In couples where one partner is anxious and the other is avoidant, we tend to see a push-pull, run-and-chase dynamic. Both partners become emotionally activated and they do what they do best: increase emotional intensity, questioning, and engagement (anxious) or withdraw, flatten, and dismiss (avoidant).
When I talk with couples who are committed to making changes in their relational cycle, it tends to look something like the following list of steps.
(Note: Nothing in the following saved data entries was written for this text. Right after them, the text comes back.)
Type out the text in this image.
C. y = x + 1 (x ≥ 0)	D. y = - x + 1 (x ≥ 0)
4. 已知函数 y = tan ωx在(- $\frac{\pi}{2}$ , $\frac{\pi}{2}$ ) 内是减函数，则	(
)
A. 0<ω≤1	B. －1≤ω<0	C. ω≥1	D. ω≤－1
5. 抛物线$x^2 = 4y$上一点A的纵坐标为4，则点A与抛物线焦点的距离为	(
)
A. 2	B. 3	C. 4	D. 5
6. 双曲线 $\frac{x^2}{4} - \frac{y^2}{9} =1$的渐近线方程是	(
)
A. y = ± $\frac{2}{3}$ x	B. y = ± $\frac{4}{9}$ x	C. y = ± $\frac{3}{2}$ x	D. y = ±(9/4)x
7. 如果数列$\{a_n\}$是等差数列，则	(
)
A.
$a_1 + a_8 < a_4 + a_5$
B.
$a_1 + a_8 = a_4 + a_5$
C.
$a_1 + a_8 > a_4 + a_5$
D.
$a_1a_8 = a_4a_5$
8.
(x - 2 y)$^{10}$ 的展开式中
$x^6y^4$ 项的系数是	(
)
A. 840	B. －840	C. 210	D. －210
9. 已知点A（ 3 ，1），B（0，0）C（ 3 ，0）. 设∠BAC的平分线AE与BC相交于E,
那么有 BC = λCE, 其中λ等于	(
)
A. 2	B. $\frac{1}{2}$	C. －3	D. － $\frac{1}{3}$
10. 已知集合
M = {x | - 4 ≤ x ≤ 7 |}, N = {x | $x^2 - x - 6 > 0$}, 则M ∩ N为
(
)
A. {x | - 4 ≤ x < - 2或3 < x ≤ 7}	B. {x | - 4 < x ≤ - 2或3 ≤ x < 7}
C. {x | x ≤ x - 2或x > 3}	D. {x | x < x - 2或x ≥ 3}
This is not by any means a totally comprehensive plan, and often times, we take detours into other aspects of the relationship that are important.
Step 1: You and your partner become aware that you’re having the same argument over and over again, and no matter how many times you try to solve it, it keeps happening. Or, you have arguments about lots of other things but in the end, you find yourself referencing the same painful event that doesn’t seem to ever be healed.
Step 2: You decide to see a therapist who specializes in attachment work with couples, and/or you commit to doing the work together at home. I highly encourage folks to read Hold Me Tight: Seven Conversations for a Lifetime of Love by Sue Johnson to deepen their understanding of the negative relational cycle that occurs between partners. This is also a great, short article about understanding the anxious-avoidant cycle.
Step 3: You begin to call out the cycle as it’s happening. You notice when you feel emotionally activated or shut down, and you notice your partner’s emotions and behaviors. You approach this challenge as a team. The goal is to recognize what is happening when it’s happening, and take steps to change the pattern. This is also a time to learn and master self-soothing strategies to manage the emotional activation as it happens.
Step 4: Deepen your understanding of the early attachment wounds you and your partner have. Really sit with them. Be uncomfortable together.
Step 5: With your new understanding, empathy, and compassion for your partner, your relationship, and yourself, you work together to create a new pattern in your relationship. You are aware of the ways you can get tripped up, so you take a different path together. And when you accidentally fall back into the old ways, you know your partner can gently remind you of the changes you’ve made and support you in getting back on track. You can do the same for them.
Addressing this dynamic requires both partners to have an understanding of the ways they become emotionally activated—meaning they are aware of their bodies and notice when they start to feel angry, frustrated, sad, and generally triggered. Often times, the experiences we have in our bodies during conflict feel similar to when we were younger, vulnerable, and didn’t have tools or strategies to cope with such intense feelings. Noticing the conversations and events that lead to this type of physical activation can give more information about the impact of early attachment experiences and pave the way to a more productive dialogue between partners about their needs.
A major component of reworking this cycle is gaining a deeper understanding of your partner’s experiences, past and present; this allows for increased empathy and emotional information that helps us make sense of interactions that have felt like they were “hijacked” by past conflicts and events. There is healing in receiving validation from a partner. If we can recognize what’s happening for them and for us during a conflict, honor it, and know that the hurt is rooted in early experiences, we can approach challenges with our partner much differently. If we are unable to validate in the moment, it’s okay to follow up after the conflict.
Addressing these types of relational cycles takes time, dedication, and support—after all, we are likely working to alter years of habitual behavioral responses to emotional triggers. I have to say that as a couples therapist, witnessing couples commit to the process and make significant, lasting changes in their partnerships is one of the most amazing things I get to see. Those changes impact the entire family and potentially generations to follow.